Malgré de sévères avertissements depuis 1996, Me Claude F. Archambault a continué d'administrer son cabinet à sa manière, en encaissant les avances des clients, plutôt qu'en les déposant dans un compte en fidéicommis, comme son ordre professionnel l'y oblige.

C'est ce qui se dégage du jugement de culpabilité qui vient d'être rendu par le Conseil de discipline du Barreau du Québec à l'égard de l'avocat bien connu qui, selon le jugement, aspirait à la magistrature fédérale avant de connaître ses déboires. Me Archambault, qui compte 44 ans de pratique, a été déclaré coupable des 111 accusations portées contres lui, soit 55 d'appropriation illégale et 56 défauts de déposer dans son compte en fidéicommis.

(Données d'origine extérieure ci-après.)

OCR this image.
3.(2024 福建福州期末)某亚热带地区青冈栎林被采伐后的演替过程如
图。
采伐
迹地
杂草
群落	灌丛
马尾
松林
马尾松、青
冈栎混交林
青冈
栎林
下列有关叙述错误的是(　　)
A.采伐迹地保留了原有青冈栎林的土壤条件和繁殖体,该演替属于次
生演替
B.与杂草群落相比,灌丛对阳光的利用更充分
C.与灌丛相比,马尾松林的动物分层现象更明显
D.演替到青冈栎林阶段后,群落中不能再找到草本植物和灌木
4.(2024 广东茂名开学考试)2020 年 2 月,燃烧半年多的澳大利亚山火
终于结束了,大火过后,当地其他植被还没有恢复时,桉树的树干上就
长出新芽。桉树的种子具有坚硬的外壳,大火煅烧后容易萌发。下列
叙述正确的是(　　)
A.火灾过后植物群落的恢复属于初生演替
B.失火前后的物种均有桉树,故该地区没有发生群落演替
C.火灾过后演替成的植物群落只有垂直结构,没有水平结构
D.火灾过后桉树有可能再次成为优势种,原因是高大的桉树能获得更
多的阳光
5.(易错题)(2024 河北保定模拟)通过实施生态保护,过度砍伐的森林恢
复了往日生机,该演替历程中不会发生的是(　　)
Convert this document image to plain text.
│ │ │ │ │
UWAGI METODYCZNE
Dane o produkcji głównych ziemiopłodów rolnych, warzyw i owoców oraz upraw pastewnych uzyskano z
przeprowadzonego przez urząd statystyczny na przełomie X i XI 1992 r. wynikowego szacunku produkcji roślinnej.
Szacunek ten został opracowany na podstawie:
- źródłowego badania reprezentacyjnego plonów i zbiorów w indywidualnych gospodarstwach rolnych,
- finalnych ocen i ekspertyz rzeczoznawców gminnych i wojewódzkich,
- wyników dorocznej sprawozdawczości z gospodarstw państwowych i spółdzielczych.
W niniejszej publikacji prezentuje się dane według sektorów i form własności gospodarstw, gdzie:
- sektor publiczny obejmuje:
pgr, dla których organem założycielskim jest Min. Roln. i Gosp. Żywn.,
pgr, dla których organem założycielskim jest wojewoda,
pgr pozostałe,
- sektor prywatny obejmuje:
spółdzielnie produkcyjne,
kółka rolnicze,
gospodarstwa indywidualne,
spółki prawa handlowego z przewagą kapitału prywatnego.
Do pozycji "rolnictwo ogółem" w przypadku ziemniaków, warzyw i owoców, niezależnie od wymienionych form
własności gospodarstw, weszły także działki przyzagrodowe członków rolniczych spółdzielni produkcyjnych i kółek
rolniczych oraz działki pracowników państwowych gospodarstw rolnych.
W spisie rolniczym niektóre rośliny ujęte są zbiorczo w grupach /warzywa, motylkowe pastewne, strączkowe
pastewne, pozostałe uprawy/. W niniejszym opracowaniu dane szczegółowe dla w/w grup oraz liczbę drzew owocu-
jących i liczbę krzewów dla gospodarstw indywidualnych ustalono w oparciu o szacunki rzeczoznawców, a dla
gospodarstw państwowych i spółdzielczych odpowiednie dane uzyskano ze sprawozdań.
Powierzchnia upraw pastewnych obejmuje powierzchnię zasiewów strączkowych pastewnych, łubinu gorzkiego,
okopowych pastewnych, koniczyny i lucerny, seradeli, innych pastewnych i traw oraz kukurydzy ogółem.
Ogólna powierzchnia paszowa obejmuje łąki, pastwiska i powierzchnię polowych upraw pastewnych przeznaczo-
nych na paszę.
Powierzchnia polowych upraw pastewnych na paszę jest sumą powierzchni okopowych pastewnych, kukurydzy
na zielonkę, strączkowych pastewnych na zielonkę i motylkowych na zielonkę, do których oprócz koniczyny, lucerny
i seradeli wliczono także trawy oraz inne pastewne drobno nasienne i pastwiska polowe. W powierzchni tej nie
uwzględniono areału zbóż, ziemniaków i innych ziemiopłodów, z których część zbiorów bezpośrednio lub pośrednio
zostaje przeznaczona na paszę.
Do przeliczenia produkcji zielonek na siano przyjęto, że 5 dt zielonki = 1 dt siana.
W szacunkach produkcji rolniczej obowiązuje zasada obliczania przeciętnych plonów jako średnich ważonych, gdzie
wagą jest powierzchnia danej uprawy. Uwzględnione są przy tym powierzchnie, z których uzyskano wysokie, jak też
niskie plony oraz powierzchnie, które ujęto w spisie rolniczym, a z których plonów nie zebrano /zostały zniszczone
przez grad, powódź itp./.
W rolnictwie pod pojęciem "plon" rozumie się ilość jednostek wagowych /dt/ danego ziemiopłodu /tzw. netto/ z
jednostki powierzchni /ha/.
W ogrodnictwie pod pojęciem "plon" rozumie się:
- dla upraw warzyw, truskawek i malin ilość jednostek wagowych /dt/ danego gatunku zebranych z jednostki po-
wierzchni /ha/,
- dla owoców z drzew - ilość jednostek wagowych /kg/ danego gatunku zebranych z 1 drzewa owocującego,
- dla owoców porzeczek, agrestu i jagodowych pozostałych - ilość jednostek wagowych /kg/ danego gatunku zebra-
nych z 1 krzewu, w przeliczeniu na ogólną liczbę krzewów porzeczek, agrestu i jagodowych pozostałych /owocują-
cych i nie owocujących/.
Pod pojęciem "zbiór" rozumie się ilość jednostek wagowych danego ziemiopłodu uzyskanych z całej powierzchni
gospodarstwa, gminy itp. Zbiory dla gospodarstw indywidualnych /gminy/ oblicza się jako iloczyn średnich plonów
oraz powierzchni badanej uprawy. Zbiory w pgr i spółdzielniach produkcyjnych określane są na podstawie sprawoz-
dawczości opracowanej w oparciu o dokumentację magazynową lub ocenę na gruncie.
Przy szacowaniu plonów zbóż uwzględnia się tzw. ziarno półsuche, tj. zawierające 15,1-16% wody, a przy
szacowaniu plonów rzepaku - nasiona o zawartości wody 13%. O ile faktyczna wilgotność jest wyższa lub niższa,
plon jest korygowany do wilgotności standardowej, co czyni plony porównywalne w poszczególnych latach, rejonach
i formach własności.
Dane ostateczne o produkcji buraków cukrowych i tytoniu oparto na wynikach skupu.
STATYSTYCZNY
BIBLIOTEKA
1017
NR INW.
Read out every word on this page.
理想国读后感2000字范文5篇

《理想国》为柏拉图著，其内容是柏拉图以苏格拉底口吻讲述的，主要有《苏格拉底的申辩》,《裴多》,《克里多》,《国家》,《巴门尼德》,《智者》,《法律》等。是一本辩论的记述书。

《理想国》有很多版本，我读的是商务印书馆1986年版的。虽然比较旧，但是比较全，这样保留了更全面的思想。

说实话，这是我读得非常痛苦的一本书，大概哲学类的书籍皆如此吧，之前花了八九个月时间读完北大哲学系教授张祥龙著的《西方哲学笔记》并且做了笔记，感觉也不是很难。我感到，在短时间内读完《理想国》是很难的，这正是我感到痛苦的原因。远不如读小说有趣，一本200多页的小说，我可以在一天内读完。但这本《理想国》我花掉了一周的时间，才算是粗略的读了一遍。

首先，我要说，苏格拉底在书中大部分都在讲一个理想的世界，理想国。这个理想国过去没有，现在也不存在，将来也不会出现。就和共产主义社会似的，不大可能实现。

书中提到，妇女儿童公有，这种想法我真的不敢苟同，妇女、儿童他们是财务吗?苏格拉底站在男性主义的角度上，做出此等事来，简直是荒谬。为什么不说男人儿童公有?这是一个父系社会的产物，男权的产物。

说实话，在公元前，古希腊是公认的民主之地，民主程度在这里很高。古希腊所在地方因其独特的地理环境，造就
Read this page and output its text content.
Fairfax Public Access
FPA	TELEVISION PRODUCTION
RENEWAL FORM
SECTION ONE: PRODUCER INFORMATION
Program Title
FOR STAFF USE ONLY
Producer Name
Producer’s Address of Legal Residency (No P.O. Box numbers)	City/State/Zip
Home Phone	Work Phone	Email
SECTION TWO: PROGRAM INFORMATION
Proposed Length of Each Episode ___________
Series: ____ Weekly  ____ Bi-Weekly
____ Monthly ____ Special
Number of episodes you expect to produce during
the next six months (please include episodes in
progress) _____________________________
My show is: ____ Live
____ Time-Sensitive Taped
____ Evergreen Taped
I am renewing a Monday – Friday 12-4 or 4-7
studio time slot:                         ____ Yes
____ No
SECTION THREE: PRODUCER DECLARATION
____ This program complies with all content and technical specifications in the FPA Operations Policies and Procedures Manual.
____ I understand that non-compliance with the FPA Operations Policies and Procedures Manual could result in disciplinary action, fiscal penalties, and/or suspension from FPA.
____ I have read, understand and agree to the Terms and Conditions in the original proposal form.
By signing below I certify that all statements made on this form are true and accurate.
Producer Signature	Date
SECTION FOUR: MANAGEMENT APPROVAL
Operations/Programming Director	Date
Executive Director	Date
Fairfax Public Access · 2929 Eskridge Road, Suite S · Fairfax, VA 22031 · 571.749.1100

Les faits concernent 26 dossiers et se sont produits entre le 3 mai 2002 et le 22 janvier 2007. Au nombre de ces dossiers, figure celui du sénateur Raymond Lavigne. Ce dernier avait fait appel aux services de Me Archambault en 2003, pour intenter trois poursuites civiles contre des voisins de camping avec qui il était en guerre. Selon les représentations du sénateur au Barreau, le prix «forfaitaire» fixé par Me Archambault était de 7000$, «incluant les débours et autres considérations». Ces «autres considérations» consistaient pour le sénateur à intervenir auprès d'une amie, pour que celle-ci recommande à un ministre la nomination de Me Archambault à la magistrature fédérale, apprend-on dans le jugement. Dans ses représentations devant le Conseil de discipline, Me Archambault a affirmé que ce n'est pas lui qui aspirait à devenir juge, mais plutôt sa conjointe, Me Roxane Hamelin. Cette dernière n'était pourtant qu'une très jeune avocate, ayant été admise au Barreau en 1996. Quoi qu'il en soit, le sénateur n'a pas été satisfait. Il a changé d'avocat, et a perdu ses poursuites. En plus de payer 12 000$ à l'autre avocat, il a reçu une facture de presque 25 000$ du cabinet de Me Archambault. Le sénateur s'est plaint au Syndic du Barreau. Soulignons que le sénateur est lui-même en attente de procès pour une fraude qui aurait été commise dans le cadre de sa fonction de sénateur. Le procès doit se tenir en décembre prochain.

Toujours «correct»

Aux yeux de Me Archambault, toutes les plaintes contre lui ont découlé de ses déboires avec le fisc et leur médiatisation. Il dit être un avocat honnête, et jure que le travail a été fait. «Ça a toujours été correct ce que je faisais», a-t-il dit, en signalant qu'il avait toujours travaillé de cette manière depuis 44 ans. Plusieurs plaignants ont fait valoir que Me Archambault demandait de l'argent comptant, plutôt que des chèques. Me Archambault le reconnaît, mais il a soutenu qu'en droit criminel, cela est «pratique courante», car il est fréquent de recevoir des chèques sans provision. Au sujet des comptes en fidéicommis, Me Archambault a fait valoir qu'«il y a 40 ou 50 ans, c'était connu, pas de compte en fidéicommis pour les criminalistes». Selon lui, sa conduite était tolérée du temps de la syndic Louise Comeau, qui avait été stagiaire à son bureau. Après que Me Comeau eut quitté ses fonctions (elle a été nommée juge), les comptes en fidéicommis sont devenus une priorité pour le Barreau, croit Me Archambault.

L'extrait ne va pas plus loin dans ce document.